Fosfaatzaak tegen Rabobank, gerechtshof zet deur op kier voor knelgeval

In 2014 ging een veehouder een miljoenenlening aan voor uitbreiding van zijn bedrijf. Schond Rabobank toen haar zorgplicht door de veehouder niet te waarschuwen voor een mogelijke productiebeperking door een stelsel voor fosfaatrechten?

Rechtbank Midden-Nederland vond ruim twee jaar geleden van niet. Maar het Gerechtshof Arnhem-Leeuwarden zet de deur in een tussenuitspraak nu op een kier naar een mogelijk ander oordeel. Het hof vindt het aannemelijk dat de bank niet heeft gewaarschuwd voor de mogelijke invoering van productiebeperkende maatregelen, zoals een fosfaatrechtenstelsel, en de risico’s die dat meebracht voor de ondernemer. En mogelijk had dat toch wel gemoeten. Het hof geeft Rabobank gelegenheid om tegenbewijs te leveren.

Grote lening Rabobank voor forse uitbreiding veehouder

De veehouder in kwestie kreeg in 2014 een lening van ruim € 1,1 miljoen voor een forse uitbreiding van het bedrijf. Het ging om de aankoop van grond en uitbreiding van de veestapel van 110 naar 199 stuks melkvee, 39 vleesstieren en 141 stuks vrouwelijk jongvee. De lening werd op 23 oktober 2014 getekend. Op 2 juli 2015, de peildatum voor de invoering van fosfaatrechten, was de veestapel nog niet gegroeid tot de beoogde omvang. Daarom kreeg het bedrijf maar fosfaatrechten voor 111 koeien. Het werd ook niet erkend als knelgeval.
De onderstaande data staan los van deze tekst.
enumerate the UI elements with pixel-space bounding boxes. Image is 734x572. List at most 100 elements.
De veehouder stapte vervolgens naar de rechter om schade te verhalen op de bank. Als onderbouwing voert hij aan dat de Rabobank hem had moeten waarschuwen in het kader van de zorgplicht die zo’n grote financiële instelling heeft voor haar klanten. Rechtbank Midden-Nederland oordeelde begin 2021 dat de Rabobank niets te verwijten valt. Iedereen wist eind 2014 dat er mogelijk iets zou komen, maar niemand wist wat precies en wanneer. Ook de Rabobank niet. De veehouder ging in hoger beroep.

Tussenvonnis van 31 oktober

Het Gerechtshof beoordeelt de zaak in een tussenuitspraak van 31 oktober net iets anders. In de gespreksverslagen van Rabobank en klant is niet terug te vinden dat de bank de veehouder expliciet op de risico’s van productiebeperkende maatregelen heeft gewezen. Tegelijk bleek tijdens de zitting dat de Rabobank voor zichzelf wel degelijk beleid had om dit risico op te vangen. “Ze verwerkte dat risico in de reserveringscapaciteit en in de marge van de betrokken kredietofferte”, aldus de rechter.

Het Hof concludeert daaruit: “Deze verklaring wijst erop dat Rabobank deze risico’s ten behoeve van haar eigen positie indekte, maar hieruit blijkt op zichzelf niet dat haar beleid ook inhield dat zij haar klanten beoogde te beschermen tegen de gevaren van eigen lichtzinnigheid of gebrek aan inzicht door klanten te waarschuwen voor dergelijke risico’s.”

Eerder diende dit onderwerp al voor het CBb, het College van Beroep voor het bedrijfsleven. Daar kreeg een groep klagende ondernemers geen gelijk.

Rabobank is gevraagd om een reactie, maar geeft die niet omdat het om een tussenvonnis gaat.